Si el estado de alarma no hubiera funcionado, ¿había plan C?
Ayer estuvo César Cabo en lainformacion.com. El protavoz de Usca, el sindicato de controladores, habló a título particular en un video que publicamos hoy. Fueron 26 minutos, reducidos a cuatro. Muchas cosas se quedaron en la cinta porque decidimos concentrarnos en algo que llamó nuestra atención.
En la mañana del sábado, después de declararse el “estado de alarma”, los controladores seguían reunidos y no querían dar marcha atrás. A las 13.00 hubo una reunión crucial con su presidente, y luego comenzaron a aflojar. Por la tarde la situación recobró la paz y los aviones partieron poco a poco.
En las entrevistas realizadas a los portavoces durante estos días, ellos decían que no fue el estado de alarma quien les empujó a ceder, sino la intervencion de su presidente Camilo Cela, sobrino del insigne escritor.
Nadie les creyó. Era un farol. El estado de alarma. Eso fue lo que les intimidó, pensamos todos.
Pero ayer César Cabo estuvo explicándonos durante buen rato, ante las cámaras y fuera de ellas, que, en contra de lo que se piensa, fue el estado de alarma decretado por el gobierno lo que encendió aún más la ira de los controladores, y que estaban dispuestos a lanzarse al precipicio: todo o nada. “Cuando entras en un carril, ya a la gente le da igual perder su casa, acabar en la cárcel, perder su carrera, perderlo todo con tal de defender su dignidad profesional”.
Cabo explicó que en esas horas de sábado, después de haber sido militarizados, con el espacio aéreo cerrado, y todo el país en su contra, los controladores se tomaron el estado de alarma como un desafío y llegaron a plantear su gran apuesta: ir hasta el final. A muerte.
Era sorprendente que, a pesar de todas estas medidas, a mediodía del sábado los periodistas sabíamos que los controladores no estaban dando marcha atrás. El estado de alarma se anunció entre las 11 y las 12 de la mañana. Desde la noche anterior los militares estaban en las torres de control. Pero a las 13.00 horas todo seguía igual. Y a media tarde todavía no estaba clara la situación
Cabo no sabe cómo habría terminado esta crisis si el sindicato no convence a los controladores, pero uno se imagina por sus ojos que temía lo peor. Porque hay un momento a partir del minuto 1.23 en que Cabo insiste en que si el presidente de Usca no interviene, la situación no se habría detenido a las 13.00 horas de sábado. Se habría llegado a un final diferente. Entonces, aparta los ojos, mira a su jefe de prensa y se queda conmocionado. Los ojos le brillan.
Eso nos hizo reflexionar. El gobierno ha ganado esta batalla, y la opinión pública le apoya. Pero una vez esfumado el humo de los disparos, la pregunta es ¿se arriesgó demasiado? ¿Qué habría pasado si los controladores, una vez perdida la cordura, se hubieran comportado como enajenados, como esas veces en que un colectivo está aprisionado en sus barricadas, y que cuando escucha las detonaciones, se enarcede aún más? ¿Qué habrían hecho los militares? ¿Tenían un plan C?

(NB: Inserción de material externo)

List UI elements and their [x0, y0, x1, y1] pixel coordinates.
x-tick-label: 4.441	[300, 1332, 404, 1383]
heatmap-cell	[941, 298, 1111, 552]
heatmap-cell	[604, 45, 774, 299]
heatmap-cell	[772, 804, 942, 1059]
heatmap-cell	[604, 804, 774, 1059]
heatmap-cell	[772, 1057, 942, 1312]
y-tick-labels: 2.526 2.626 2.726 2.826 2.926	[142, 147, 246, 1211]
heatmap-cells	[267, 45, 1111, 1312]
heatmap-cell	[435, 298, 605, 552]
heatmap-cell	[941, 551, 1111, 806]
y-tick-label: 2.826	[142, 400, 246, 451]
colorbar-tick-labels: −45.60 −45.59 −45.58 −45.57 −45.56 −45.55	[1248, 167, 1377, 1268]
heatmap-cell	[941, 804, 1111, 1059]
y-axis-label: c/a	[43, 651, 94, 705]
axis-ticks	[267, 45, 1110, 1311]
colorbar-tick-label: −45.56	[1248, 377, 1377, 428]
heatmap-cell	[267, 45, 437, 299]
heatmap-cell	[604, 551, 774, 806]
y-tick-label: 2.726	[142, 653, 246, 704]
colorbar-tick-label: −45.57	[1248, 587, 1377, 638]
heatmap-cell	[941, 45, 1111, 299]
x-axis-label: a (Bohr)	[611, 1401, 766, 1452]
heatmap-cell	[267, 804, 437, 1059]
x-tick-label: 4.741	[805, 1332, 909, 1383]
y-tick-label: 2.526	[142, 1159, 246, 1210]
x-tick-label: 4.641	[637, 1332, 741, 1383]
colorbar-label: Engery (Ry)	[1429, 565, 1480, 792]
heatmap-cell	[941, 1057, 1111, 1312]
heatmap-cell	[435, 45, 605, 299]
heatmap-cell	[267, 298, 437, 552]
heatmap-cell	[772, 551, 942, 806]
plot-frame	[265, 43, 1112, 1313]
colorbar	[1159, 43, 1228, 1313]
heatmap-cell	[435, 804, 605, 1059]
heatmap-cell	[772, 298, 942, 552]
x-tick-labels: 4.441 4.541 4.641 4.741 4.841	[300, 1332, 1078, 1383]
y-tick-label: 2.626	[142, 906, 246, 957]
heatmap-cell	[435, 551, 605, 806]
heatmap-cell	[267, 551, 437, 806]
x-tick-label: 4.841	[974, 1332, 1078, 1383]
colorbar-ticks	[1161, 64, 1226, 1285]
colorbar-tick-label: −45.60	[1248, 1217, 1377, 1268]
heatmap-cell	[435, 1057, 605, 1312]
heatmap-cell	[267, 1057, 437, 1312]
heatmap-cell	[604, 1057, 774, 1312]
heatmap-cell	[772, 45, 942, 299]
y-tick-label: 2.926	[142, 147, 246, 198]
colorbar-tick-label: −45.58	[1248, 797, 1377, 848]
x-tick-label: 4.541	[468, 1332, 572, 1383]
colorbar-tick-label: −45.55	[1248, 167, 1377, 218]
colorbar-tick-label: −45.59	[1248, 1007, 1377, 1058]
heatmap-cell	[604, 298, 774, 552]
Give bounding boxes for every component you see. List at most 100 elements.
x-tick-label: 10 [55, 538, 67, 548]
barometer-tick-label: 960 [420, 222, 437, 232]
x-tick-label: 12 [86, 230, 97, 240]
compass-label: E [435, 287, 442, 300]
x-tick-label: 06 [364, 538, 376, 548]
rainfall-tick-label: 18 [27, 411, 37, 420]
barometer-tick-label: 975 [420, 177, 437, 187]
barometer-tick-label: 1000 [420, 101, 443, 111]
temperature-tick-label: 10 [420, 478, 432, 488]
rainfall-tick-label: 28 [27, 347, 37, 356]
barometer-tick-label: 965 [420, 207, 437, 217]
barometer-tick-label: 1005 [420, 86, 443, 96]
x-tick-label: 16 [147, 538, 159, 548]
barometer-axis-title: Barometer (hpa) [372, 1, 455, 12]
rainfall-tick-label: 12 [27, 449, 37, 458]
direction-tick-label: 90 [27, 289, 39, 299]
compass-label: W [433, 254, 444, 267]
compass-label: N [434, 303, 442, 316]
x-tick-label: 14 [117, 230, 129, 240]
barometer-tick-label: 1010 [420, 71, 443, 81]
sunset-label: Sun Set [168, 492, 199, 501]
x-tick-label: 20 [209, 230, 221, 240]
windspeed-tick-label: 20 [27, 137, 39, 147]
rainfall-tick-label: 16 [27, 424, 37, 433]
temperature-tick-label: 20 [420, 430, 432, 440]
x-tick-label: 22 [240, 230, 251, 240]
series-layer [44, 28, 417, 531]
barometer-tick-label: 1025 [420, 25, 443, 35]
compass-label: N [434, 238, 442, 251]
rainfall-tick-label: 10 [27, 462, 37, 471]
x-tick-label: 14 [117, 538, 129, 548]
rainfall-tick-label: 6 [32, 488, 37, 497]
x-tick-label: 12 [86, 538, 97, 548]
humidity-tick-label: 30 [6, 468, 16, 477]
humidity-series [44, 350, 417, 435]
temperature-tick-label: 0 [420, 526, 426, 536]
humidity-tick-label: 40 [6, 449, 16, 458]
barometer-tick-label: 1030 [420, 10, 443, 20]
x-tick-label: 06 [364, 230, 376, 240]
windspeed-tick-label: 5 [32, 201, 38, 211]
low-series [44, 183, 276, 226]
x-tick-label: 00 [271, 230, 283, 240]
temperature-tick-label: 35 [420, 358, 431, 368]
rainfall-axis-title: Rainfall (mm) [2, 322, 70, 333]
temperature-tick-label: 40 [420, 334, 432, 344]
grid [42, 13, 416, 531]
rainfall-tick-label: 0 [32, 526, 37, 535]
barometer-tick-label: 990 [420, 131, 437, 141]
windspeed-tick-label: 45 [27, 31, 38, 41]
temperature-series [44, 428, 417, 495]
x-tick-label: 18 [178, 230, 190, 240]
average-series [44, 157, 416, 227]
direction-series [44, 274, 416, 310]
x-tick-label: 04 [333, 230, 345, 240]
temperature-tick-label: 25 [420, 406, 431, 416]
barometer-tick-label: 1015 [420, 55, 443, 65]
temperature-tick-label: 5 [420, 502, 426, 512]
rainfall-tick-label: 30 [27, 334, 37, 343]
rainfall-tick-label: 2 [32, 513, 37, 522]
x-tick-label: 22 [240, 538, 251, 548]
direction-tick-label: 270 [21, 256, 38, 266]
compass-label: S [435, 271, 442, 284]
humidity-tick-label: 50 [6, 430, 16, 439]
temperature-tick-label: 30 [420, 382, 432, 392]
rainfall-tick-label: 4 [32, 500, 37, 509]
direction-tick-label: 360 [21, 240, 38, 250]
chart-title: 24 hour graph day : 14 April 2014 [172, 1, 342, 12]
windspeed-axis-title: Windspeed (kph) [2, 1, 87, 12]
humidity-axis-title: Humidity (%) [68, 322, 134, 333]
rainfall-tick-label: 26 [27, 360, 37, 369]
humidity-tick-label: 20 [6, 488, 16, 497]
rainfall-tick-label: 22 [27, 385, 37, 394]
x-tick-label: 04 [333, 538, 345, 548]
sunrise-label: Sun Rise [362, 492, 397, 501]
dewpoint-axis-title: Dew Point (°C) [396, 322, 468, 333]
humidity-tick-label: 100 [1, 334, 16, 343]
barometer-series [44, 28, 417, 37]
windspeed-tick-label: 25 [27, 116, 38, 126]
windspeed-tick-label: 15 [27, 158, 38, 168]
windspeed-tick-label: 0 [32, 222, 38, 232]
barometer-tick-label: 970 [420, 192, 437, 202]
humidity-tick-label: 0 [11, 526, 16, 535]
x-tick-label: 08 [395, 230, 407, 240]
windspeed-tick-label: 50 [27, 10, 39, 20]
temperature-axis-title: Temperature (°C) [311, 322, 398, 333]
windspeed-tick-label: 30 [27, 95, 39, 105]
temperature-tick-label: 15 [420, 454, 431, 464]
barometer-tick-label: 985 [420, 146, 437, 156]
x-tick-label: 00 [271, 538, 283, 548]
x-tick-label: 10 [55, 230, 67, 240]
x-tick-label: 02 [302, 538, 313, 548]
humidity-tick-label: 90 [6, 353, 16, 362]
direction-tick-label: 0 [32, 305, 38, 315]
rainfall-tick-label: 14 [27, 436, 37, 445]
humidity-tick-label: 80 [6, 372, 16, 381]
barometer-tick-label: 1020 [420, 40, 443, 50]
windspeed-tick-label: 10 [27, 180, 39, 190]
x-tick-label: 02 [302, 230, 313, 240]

Hace unos días, publicamos un artículo sobre qué había hecho bien y qué había hecho mal el gobierno. Una de las cosas que nos intrigaba era el tejemaneje con los Boletines Oficiales del Estado: en la tarde del viernes se publicaron dos. El primero no era claro. El segundo era contundente contra los controladores. También lo comentamos en otro artículo, diciendo que estaban pasando cosas muy raras.
Cabo se preguntaba qué razón tenía el gobierno para pasar de puntillas por el asunto más importante del día en el consejo de ministros, y luego publicar un contundente BOE que aprobaba todo lo que no había sido capaz de decir en meses de negociación.
Hoy que el presidente de Gobierno comparece en el Parlamento, nos gustaría conocer la respuesta a estas preguntas.
Por ejemplo:
1. ¿Tenía previsto el gobierno en su escenario llegar al estado de alarma?
2. Y si ese estado de alarma no hubiera funcionado, ¿qué habría hecho?
3. Una vez pase el estado de alarma y se desmilitaricen los aeropuertos, ¿piensan llegar a un acuerdo con los controladores?
4. Si llegan a un acuerdo, ¿querrán explicar a la opinión pública en qué se diferencia de anteriores acuerdos con los controladores?
5. ¿Por qué el gobierno no ha sido capaz de cerrar un acuerdo con los controladores este año?
Lo más preocupante de todo esto es que el problema no está resuelto. Los controladores ya han manifestado que una vez pase el vendaval quieren sentarse con el gobierno y negociar por fin su convenio colectivo. Tendrán que asumir que no pueden exigir ciertos privilegios. La culpa principal del caos aeroportuario del fin de semana pasado es de ellos. La opinión pública está contra ellos. Tendrán que firmar la paz porque el gobierno, el país y ellos mismos lo necesitan.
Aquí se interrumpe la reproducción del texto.